Security Interests in Uncommon Collateral, Part 1

In order to maximize collateralization of loans, lenders may look to infrequently utilized forms of security, including intellectual property rights, insurance policies, or partnership or limited liability company (“LLC”) interests. It is imperative that lenders understand the steps to take to protect interests in such collateral. 

Intellectual Property 

Security interests in trademarks, patents, and copyrights may provide lenders with a valuable collateral source and sometimes are more valuable than expected. However, the question arises as to whether a Uniform Commercial Code (“UCC”) filing alone will suffice to perfect or protect a secured party’s interest, or whether filing in the Patent and Trademark Office (“PTO”) or Copyright Office (“CO”) is required. Typically, filings with the PTO cover only transfers or outright assignments of actual title to the patent or trademark, and not security interests, whereas “transfer” as defined by the Copyright Act includes security interests. The following rules generally govern: 

Trademarks
UCC Filing Required; PTO Filing Permissive (may obviate litigation)
Patents
UCC Filing Required as to lien creditors; PTO Filing Required as to purchasers and subsequent mortgagees
Registered Copyrights
UCC Filing Permissive (may obviate litigation); CO Filing Required
Unregistered Copyrights
UCC Filing Required; CO Filing inapplicable

Insurance Policies

Lenders often take interests in a borrower’s insurance policy.[1] An interest can be obtained through a lender being named as a loss payee under a property insurance policy or the lender taking an assignment of proceeds of an insurance policy. Because neither of these encompasses the granting of a security interest under Article 9, no “perfection” is actually required; however, a lender can and should take a number of steps to protect its interest. 

First, a lender should have the borrower/insured obtain an endorsement to his insurance policy to include a provision requiring the insurer to give advance written notice to the lender of possible cancellation or non-renewal and allowing the lender to prevent cancellation and have the policy renewed. Next, the policy should include a loss payee endorsement that provides coverage to the lender. Lenders should also require language that provides that the loss payee has the right to receive payment even if the loss payee has started foreclosure or similar action on the property and that the loss payee has an assignment of all right, title and interest in any insurance policies. This is important because once a debt is extinguished through foreclosure or payment, some courts have held that the lender has no remaining interest in the property insurance proceeds related to the loss[2], which is typically limited to the amount of indebtedness. Without this type of clause, a lender may extinguish its right to payment under the policy when foreclosing on property after the insured loss occurs but before payment is made. 

With respect to an assignment of proceeds under an insurance policy, keep in mind that all owners of a policy must grant an interest in and assignment of the policy. Therefore it is imperative that a lender see a copy of the policy to be sure that the parties have done everything necessary to obtain the interest/assignment and to understand what rights such an interest/assignment grants the lender. Further, it is always recommended that the life insurance company consent to the assignment in writing. Certain policies make this a requirement to a valid assignment of the proceeds of the policy. Finally, the lender should take steps to ensure that it be given notice of non-payment or other possible cancellation for life insurance policies, along with the ability to cure any problems or issues that could lead to cancellation, including the ability to make premium payments. 

Conclusion

Maximizing loan security is always essential. In addition to the above forms of collateral, there are other forms of uncommon collateral, including partnership and LLC interests, as well as planes and watercraft (to be discussed in part 2 of this article), which involve special rules to perfect a lender’s interest in such collateral. Navigating and understanding these rules is therefore imperative for lenders. Obtaining the advice of the bank’s counsel is recommended if and when questions arise as to the uncommon forms of collateral. 

[1] Interests in insurance policies are not covered by Article 9 of the UCC. See Va.
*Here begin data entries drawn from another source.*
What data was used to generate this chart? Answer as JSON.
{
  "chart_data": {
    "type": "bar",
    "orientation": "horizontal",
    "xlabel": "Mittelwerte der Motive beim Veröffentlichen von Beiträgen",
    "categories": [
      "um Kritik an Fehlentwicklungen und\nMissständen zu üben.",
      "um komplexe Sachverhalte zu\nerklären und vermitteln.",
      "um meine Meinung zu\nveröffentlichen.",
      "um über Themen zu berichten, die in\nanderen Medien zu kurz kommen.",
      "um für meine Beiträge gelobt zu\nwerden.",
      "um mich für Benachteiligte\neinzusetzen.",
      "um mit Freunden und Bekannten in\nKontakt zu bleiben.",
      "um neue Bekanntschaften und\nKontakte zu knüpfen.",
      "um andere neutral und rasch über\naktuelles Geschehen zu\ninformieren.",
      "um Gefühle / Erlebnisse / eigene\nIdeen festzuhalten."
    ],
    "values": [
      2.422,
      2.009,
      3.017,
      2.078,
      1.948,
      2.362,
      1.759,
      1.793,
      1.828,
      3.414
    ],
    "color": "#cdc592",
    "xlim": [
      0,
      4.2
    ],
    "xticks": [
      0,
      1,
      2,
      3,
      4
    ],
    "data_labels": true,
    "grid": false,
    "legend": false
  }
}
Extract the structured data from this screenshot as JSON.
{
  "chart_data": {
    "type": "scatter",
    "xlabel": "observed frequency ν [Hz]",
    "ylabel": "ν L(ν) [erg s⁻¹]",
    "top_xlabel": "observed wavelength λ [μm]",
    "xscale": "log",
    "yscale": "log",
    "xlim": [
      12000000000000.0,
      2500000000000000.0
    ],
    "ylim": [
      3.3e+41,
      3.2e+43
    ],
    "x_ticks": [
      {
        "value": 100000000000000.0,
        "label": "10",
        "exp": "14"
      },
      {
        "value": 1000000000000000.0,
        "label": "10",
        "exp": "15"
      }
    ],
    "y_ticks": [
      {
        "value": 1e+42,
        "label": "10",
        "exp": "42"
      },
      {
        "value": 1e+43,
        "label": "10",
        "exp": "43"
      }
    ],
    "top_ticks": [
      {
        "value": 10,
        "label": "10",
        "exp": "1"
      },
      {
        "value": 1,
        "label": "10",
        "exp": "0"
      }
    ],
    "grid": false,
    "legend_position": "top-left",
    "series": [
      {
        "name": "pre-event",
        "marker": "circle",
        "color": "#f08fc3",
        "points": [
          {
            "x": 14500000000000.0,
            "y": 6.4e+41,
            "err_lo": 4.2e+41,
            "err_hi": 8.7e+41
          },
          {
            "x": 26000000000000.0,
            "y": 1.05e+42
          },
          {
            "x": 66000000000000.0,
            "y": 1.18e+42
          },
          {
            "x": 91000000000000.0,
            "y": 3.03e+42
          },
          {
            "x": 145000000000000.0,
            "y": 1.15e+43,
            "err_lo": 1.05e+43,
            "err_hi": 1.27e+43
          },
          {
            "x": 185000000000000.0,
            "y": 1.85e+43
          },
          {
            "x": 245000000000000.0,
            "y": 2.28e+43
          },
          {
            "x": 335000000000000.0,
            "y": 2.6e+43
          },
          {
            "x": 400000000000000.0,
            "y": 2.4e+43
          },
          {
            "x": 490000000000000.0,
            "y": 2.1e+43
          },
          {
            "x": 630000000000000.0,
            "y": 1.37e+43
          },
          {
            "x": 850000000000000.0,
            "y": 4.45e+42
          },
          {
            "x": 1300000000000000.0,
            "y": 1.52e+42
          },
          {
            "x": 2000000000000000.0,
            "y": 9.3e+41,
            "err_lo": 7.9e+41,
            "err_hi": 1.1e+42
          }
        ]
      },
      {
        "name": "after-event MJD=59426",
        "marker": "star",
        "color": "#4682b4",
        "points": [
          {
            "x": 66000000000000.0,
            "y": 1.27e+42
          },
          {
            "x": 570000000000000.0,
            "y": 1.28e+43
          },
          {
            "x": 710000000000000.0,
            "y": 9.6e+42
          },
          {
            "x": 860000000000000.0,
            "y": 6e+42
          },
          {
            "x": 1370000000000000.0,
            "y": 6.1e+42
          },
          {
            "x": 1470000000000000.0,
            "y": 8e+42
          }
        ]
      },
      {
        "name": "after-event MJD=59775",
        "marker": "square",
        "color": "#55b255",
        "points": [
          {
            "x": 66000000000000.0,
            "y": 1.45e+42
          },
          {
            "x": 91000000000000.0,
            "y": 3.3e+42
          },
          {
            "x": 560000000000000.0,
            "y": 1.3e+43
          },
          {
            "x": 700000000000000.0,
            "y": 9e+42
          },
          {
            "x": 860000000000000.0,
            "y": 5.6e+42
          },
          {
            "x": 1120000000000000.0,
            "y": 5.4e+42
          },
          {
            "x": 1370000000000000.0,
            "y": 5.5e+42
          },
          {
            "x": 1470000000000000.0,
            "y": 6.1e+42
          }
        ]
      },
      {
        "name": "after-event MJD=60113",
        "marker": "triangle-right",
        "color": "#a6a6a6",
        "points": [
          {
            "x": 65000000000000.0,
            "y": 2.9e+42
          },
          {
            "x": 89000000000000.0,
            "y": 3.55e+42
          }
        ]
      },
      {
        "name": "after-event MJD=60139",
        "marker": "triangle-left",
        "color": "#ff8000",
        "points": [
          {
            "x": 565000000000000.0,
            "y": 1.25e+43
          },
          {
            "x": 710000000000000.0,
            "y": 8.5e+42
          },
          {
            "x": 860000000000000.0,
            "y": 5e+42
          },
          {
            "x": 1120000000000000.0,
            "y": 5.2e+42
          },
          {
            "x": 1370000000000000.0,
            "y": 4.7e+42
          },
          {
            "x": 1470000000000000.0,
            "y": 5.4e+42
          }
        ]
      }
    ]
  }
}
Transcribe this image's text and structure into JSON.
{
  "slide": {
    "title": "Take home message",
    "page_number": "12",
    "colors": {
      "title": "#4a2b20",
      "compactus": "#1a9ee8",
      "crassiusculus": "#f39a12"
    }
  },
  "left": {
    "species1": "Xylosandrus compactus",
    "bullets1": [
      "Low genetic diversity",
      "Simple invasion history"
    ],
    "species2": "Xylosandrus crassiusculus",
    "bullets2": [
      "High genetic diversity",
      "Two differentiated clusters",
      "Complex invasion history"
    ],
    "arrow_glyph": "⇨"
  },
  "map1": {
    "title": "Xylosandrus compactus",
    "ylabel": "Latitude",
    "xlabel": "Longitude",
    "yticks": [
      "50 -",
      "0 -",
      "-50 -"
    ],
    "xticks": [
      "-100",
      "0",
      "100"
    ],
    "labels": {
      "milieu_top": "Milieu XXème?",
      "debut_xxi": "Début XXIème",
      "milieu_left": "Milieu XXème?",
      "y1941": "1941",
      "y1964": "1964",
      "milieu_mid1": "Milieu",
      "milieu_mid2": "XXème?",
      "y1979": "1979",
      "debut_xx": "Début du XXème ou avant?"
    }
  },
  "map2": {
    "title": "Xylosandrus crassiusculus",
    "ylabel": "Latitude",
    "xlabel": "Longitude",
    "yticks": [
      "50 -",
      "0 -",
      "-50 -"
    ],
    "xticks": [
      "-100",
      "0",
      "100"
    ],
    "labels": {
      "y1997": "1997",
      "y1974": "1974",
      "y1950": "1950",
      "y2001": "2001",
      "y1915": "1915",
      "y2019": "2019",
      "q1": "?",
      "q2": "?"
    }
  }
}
Code Ann. § 8.9A-109(d)(8) (“This title (Commercial Code-Secured Transactions) does not apply to a transfer of an interest in or an assignment of a claim under a policy of insurance or contract for an annuity including a variable, other than an assignment by or to a health-care provider of a health-care-insurance receivable and any subsequent assignment of the right to payment.”)  

[2] Assignments of insurance proceeds under loss payee endorsements or under assignments of all right, title and interest in any insurance policies are extremely fact intensive. It is recommended that lenders consult with their counsel prior to taking an assignment of such interests and prior to attempting to enforce any such interest.


Spotts Fain publications are provided as an educational service and are not meant to be and should not be construed as legal advice. Readers with particular needs on specific issues should retain the services of competent counsel.